Introduction

Stimuli from the environment are sensed by a population of receptor neurons and then carried by spike trains to further processing stages in the brain. Our work deals with the question how, in the early sensory system, rich stimuli from the natural environment can be represented by spike trains. In theoretical approaches to this questions, neural representation is often modeled as an encoder-decoder system: a sensory stimulus is encoded into neural activity and a hypothetical decoder indicated how the neural activity must be read to construct the internal representation of the stimulus.

Previous work

Assuming models for the encoder-decoder pair, in previous work, the free parameters in the models have been learned from natural stimuli, and successfully related to properties of the early sensory system [1]. Much emphasis in previous work has been on the principle that guide the learning process, for example information theoretical [2, 3] or energetic principles [4]. Less attention was given to the role of the underlying neuron model.

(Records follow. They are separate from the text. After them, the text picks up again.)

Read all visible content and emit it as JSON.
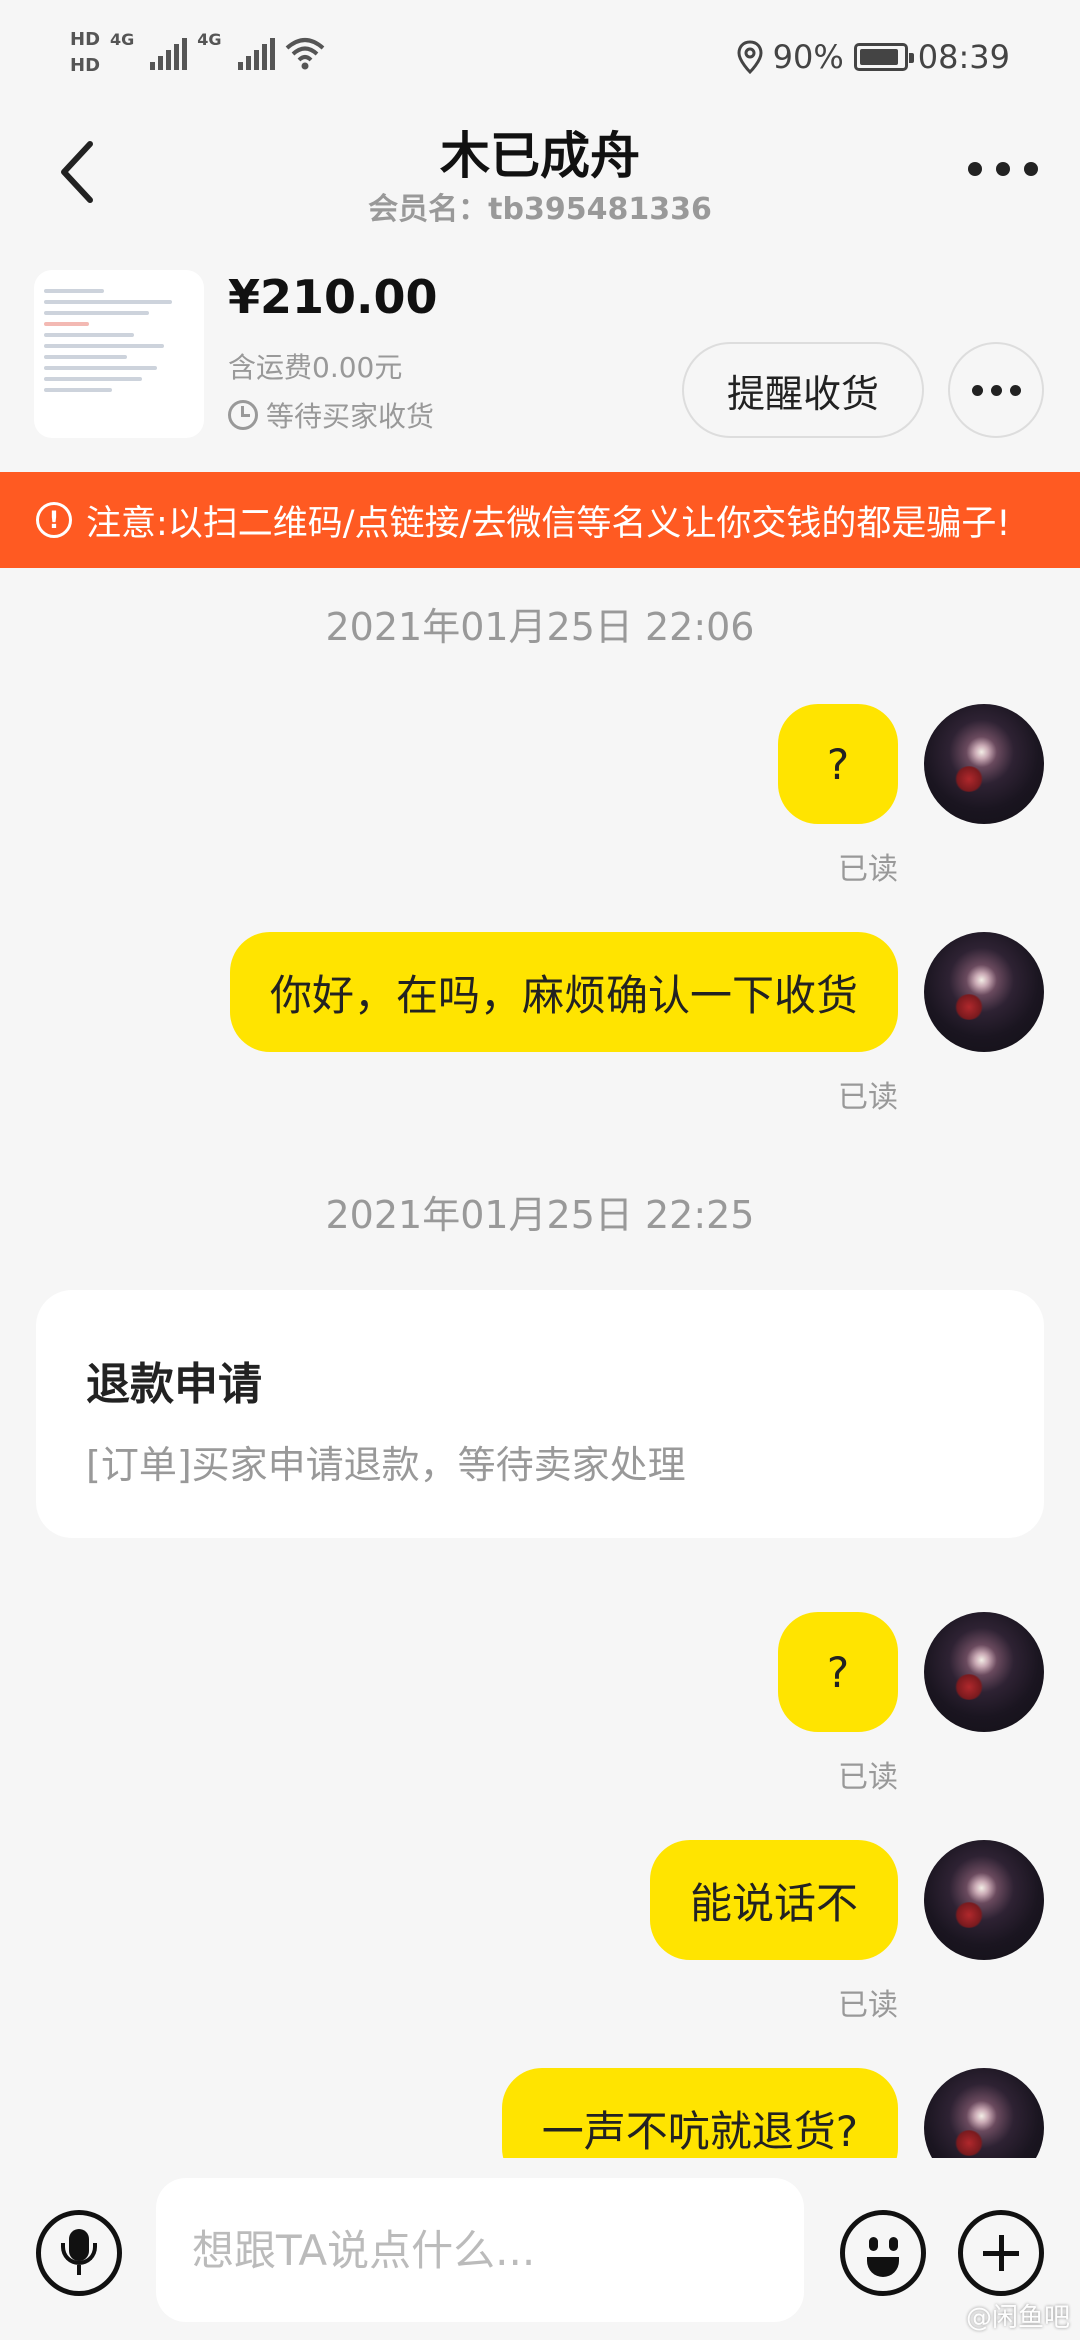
{
  "status_bar": {
    "hd1": "HD",
    "hd2": "HD",
    "net1": "4G",
    "net2": "4G",
    "battery_pct": "90%",
    "battery_level": 0.9,
    "time": "08:39"
  },
  "header": {
    "title": "木已成舟",
    "subtitle": "会员名：tb395481336"
  },
  "order": {
    "price": "¥210.00",
    "shipping": "含运费0.00元",
    "status": "等待买家收货",
    "remind_button": "提醒收货"
  },
  "warning": {
    "text": "注意:以扫二维码/点链接/去微信等名义让你交钱的都是骗子!"
  },
  "chat": {
    "timestamp_1": "2021年01月25日 22:06",
    "timestamp_2": "2021年01月25日 22:25",
    "messages": [
      {
        "text": "?",
        "status": "已读"
      },
      {
        "text": "你好，在吗，麻烦确认一下收货",
        "status": "已读"
      },
      {
        "text": "?",
        "status": "已读"
      },
      {
        "text": "能说话不",
        "status": "已读"
      },
      {
        "text": "一声不吭就退货?"
      }
    ],
    "refund_card": {
      "title": "退款申请",
      "description": "[订单]买家申请退款，等待卖家处理"
    }
  },
  "input": {
    "placeholder": "想跟TA说点什么..."
  },
  "watermark": "@闲鱼吧",
  "colors": {
    "accent_yellow": "#ffe400",
    "warning_orange": "#ff5a22",
    "background": "#f6f6f6"
  }
}
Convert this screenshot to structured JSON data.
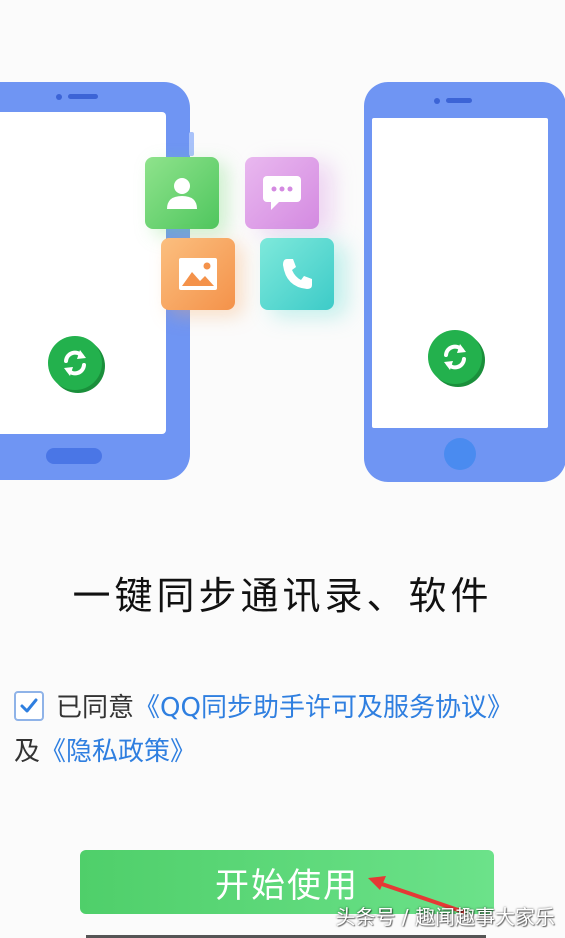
{
  "illustration": {
    "icons": [
      "contact-icon",
      "message-icon",
      "photo-icon",
      "phone-icon",
      "sync-icon"
    ]
  },
  "headline": "一键同步通讯录、软件",
  "agreement": {
    "prefix": "已同意",
    "license_link": "《QQ同步助手许可及服务协议》",
    "conjunction": "及",
    "privacy_link": "《隐私政策》",
    "checked": true
  },
  "start_button": {
    "label": "开始使用"
  },
  "watermark": "头条号 / 趣闻趣事大家乐",
  "colors": {
    "primary_green": "#4fcf6a",
    "link_blue": "#2f7fe0",
    "phone_blue": "#6f95f3"
  }
}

Recently, we have proposed in [5, 6] data representation where the encoding happens with a simple spiking neuron model (the Spike Response Model SRM_0 [7]) and the spike timings serve to continuously update the ongoing internal representation.

Results

Here, we first formulate the theory of an encoder-decoder system for leaky integrate-and-fire neurons and then extend the previous models of learning spike timings-based representations. As time is explicitly present in our framework, the internal representation that is constructed from the spike timings can be about the stimulus prior to the spike or an internal prediction of the future stimulus. We present the learning of an encoder-decoder pair where each spike is used both to update the prediction of the future stimulus and to correct the representation of the stimulus before the spike. We present thus the learning of a prediction-and-correction based internal representation of the sensory stimulus.